The HIPAA Omnibus Final Rule, released January 2013, goes into effect this month – Sept 23, 2013. Over the last several weeks, I’ve been posting a blog series around nine HIPAA network considerations.
- HIPAA Audits will continue
- The HIPAA Audit Protocol and NIST 800-66 are your best preparation
- Knowledge is a powerful weapon―know where your PHI is
- Ignorance is not bliss
- Risk Assessment drives your baseline
- Risk Management is continuous
- Security best practices are essential
- Breach discovery times: know your discovery tolerance
- Your business associate(s)must be tracked
This blog focuses on #6 – Risk Management is Continuous.
You can look at the Risk Management implementation specification as the actions taken in response to the Risk Assessment. The HIPAA Security Rule defines Risk management (Required): “Implement security measures sufficient to reduce risks and vulnerabilities to a reasonable and appropriate level to comply with [§ 164.306(a)]”
(1) Ensure the confidentiality, integrity, and availability of all electronic protected health information the covered entity creates, receives, maintains, or transmits.

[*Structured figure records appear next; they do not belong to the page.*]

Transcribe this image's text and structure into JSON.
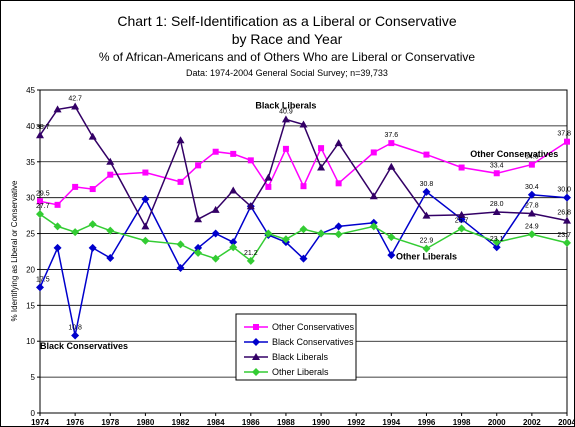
{
  "chart_data": {
    "type": "line",
    "title_line1": "Chart 1: Self-Identification as a Liberal or Conservative",
    "title_line2": "by Race and Year",
    "subtitle": "% of African-Americans and of Others Who are Liberal or Conservative",
    "source": "Data: 1974-2004 General Social Survey; n=39,733",
    "ylabel": "% Identifying as Liberal or Conservative",
    "xlabel": "",
    "ylim": [
      0,
      45
    ],
    "yticks": [
      0,
      5,
      10,
      15,
      20,
      25,
      30,
      35,
      40,
      45
    ],
    "xticks": [
      1974,
      1976,
      1978,
      1980,
      1982,
      1984,
      1986,
      1988,
      1990,
      1992,
      1994,
      1996,
      1998,
      2000,
      2002,
      2004
    ],
    "grid": "horizontal",
    "legend_position": "bottom-center",
    "series": [
      {
        "name": "Other Conservatives",
        "color": "#ff00ff",
        "marker": "square",
        "points": [
          [
            1974,
            29.5
          ],
          [
            1975,
            29.0
          ],
          [
            1976,
            31.5
          ],
          [
            1977,
            31.2
          ],
          [
            1978,
            33.2
          ],
          [
            1980,
            33.5
          ],
          [
            1982,
            32.2
          ],
          [
            1983,
            34.5
          ],
          [
            1984,
            36.4
          ],
          [
            1985,
            36.1
          ],
          [
            1986,
            35.2
          ],
          [
            1987,
            31.5
          ],
          [
            1988,
            36.8
          ],
          [
            1989,
            31.6
          ],
          [
            1990,
            36.9
          ],
          [
            1991,
            32.0
          ],
          [
            1993,
            36.3
          ],
          [
            1994,
            37.6
          ],
          [
            1996,
            36.0
          ],
          [
            1998,
            34.2
          ],
          [
            2000,
            33.4
          ],
          [
            2002,
            34.6
          ],
          [
            2004,
            37.8
          ]
        ],
        "labels": [
          {
            "x": 1974,
            "y": 29.5,
            "text": "29.5"
          },
          {
            "x": 1994,
            "y": 37.6,
            "text": "37.6"
          },
          {
            "x": 2000,
            "y": 33.4,
            "text": "33.4"
          },
          {
            "x": 2002,
            "y": 34.6,
            "text": "34.6"
          },
          {
            "x": 2004,
            "y": 37.8,
            "text": "37.8"
          }
        ]
      },
      {
        "name": "Black Conservatives",
        "color": "#0000cc",
        "marker": "diamond",
        "points": [
          [
            1974,
            17.5
          ],
          [
            1975,
            23.0
          ],
          [
            1976,
            10.8
          ],
          [
            1977,
            23.0
          ],
          [
            1978,
            21.6
          ],
          [
            1980,
            29.8
          ],
          [
            1982,
            20.2
          ],
          [
            1983,
            23.0
          ],
          [
            1984,
            25.0
          ],
          [
            1985,
            23.8
          ],
          [
            1986,
            28.8
          ],
          [
            1987,
            24.8
          ],
          [
            1988,
            23.8
          ],
          [
            1989,
            21.5
          ],
          [
            1990,
            25.0
          ],
          [
            1991,
            26.0
          ],
          [
            1993,
            26.5
          ],
          [
            1994,
            22.0
          ],
          [
            1996,
            30.8
          ],
          [
            1998,
            27.0
          ],
          [
            2000,
            23.1
          ],
          [
            2002,
            30.4
          ],
          [
            2004,
            30.0
          ]
        ],
        "labels": [
          {
            "x": 1974,
            "y": 17.5,
            "text": "17.5"
          },
          {
            "x": 1976,
            "y": 10.8,
            "text": "10.8"
          },
          {
            "x": 1996,
            "y": 30.8,
            "text": "30.8"
          },
          {
            "x": 2000,
            "y": 23.1,
            "text": "23.1"
          },
          {
            "x": 2002,
            "y": 30.4,
            "text": "30.4"
          },
          {
            "x": 2004,
            "y": 30.0,
            "text": "30.0"
          }
        ]
      },
      {
        "name": "Black Liberals",
        "color": "#330066",
        "marker": "triangle",
        "points": [
          [
            1974,
            38.7
          ],
          [
            1975,
            42.3
          ],
          [
            1976,
            42.7
          ],
          [
            1977,
            38.5
          ],
          [
            1978,
            35.0
          ],
          [
            1980,
            26.0
          ],
          [
            1982,
            38.0
          ],
          [
            1983,
            27.0
          ],
          [
            1984,
            28.3
          ],
          [
            1985,
            31.0
          ],
          [
            1986,
            28.8
          ],
          [
            1987,
            32.8
          ],
          [
            1988,
            40.9
          ],
          [
            1989,
            40.2
          ],
          [
            1990,
            34.2
          ],
          [
            1991,
            37.6
          ],
          [
            1993,
            30.2
          ],
          [
            1994,
            34.3
          ],
          [
            1996,
            27.5
          ],
          [
            1998,
            27.6
          ],
          [
            2000,
            28.0
          ],
          [
            2002,
            27.8
          ],
          [
            2004,
            26.8
          ]
        ],
        "labels": [
          {
            "x": 1974,
            "y": 38.7,
            "text": "38.7"
          },
          {
            "x": 1976,
            "y": 42.7,
            "text": "42.7"
          },
          {
            "x": 1988,
            "y": 40.9,
            "text": "40.9"
          },
          {
            "x": 2000,
            "y": 28.0,
            "text": "28.0"
          },
          {
            "x": 2002,
            "y": 27.8,
            "text": "27.8"
          },
          {
            "x": 2004,
            "y": 26.8,
            "text": "26.8"
          }
        ]
      },
      {
        "name": "Other Liberals",
        "color": "#33cc33",
        "marker": "diamond",
        "points": [
          [
            1974,
            27.7
          ],
          [
            1975,
            26.0
          ],
          [
            1976,
            25.2
          ],
          [
            1977,
            26.3
          ],
          [
            1978,
            25.4
          ],
          [
            1980,
            24.0
          ],
          [
            1982,
            23.5
          ],
          [
            1983,
            22.3
          ],
          [
            1984,
            21.5
          ],
          [
            1985,
            23.1
          ],
          [
            1986,
            21.2
          ],
          [
            1987,
            25.0
          ],
          [
            1988,
            24.2
          ],
          [
            1989,
            25.6
          ],
          [
            1990,
            25.0
          ],
          [
            1991,
            24.9
          ],
          [
            1993,
            26.0
          ],
          [
            1994,
            24.5
          ],
          [
            1996,
            22.9
          ],
          [
            1998,
            25.7
          ],
          [
            2000,
            23.8
          ],
          [
            2002,
            24.9
          ],
          [
            2004,
            23.7
          ]
        ],
        "labels": [
          {
            "x": 1974,
            "y": 27.7,
            "text": "27.7"
          },
          {
            "x": 1986,
            "y": 21.2,
            "text": "21.2"
          },
          {
            "x": 1996,
            "y": 22.9,
            "text": "22.9"
          },
          {
            "x": 1998,
            "y": 25.7,
            "text": "25.7"
          },
          {
            "x": 2002,
            "y": 24.9,
            "text": "24.9"
          },
          {
            "x": 2004,
            "y": 23.7,
            "text": "23.7"
          }
        ]
      }
    ],
    "annotations": [
      {
        "text": "Black Liberals",
        "x": 1988,
        "y": 42.4,
        "anchor": "middle"
      },
      {
        "text": "Other Conservatives",
        "x": 2001,
        "y": 35.7,
        "anchor": "middle"
      },
      {
        "text": "Other Liberals",
        "x": 1996,
        "y": 21.4,
        "anchor": "middle"
      },
      {
        "text": "Black Conservatives",
        "x": 1974,
        "y": 8.9,
        "anchor": "start"
      }
    ]
  }
}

(2) Protect against any reasonably anticipated threats or hazards to the security or integrity of such information.
(3) Protect against any reasonably anticipated uses or disclosures of such information
One common mistake companies make in compliance programs is taking the approach that once the work is done, the network doesn’t have to be looked at again for compliance. If they put the security programs, processes, and technologies in place, they don’t have to spend time on compliance until next year (or the year after that, or even longer).
This makes compliance a onetime effort that is then ignored. Worse, securing PHI often follows the same path, making it easy to hack and steal, causing a lot of problems for everyone involved. Risk management―reducing risk―needs to be a continuous activity. Through your risk assessment, you’ll know where your PHI is, what your highest risk factors are, and where to implement more continuous risk management tools in the network.
Continuous risk management does not mean tracking every single event on every single device throughout the network. It may mean turning on automatic alerts on critical devices, setting traffic thresholds in network areas where PHI resides, logging anomalous events in those critical areas, and using network management tools to make sense of all this information the network devices are collecting.
Risk management is about a lot more than achieving HIPAA compliance, reducing risk to PHI and helping to prevent theft of PHI is of critical value.
Recommendation: Understand where you should implement continuous risk management, and what logging, alert, detection, and management tools you already have that can help with risk management.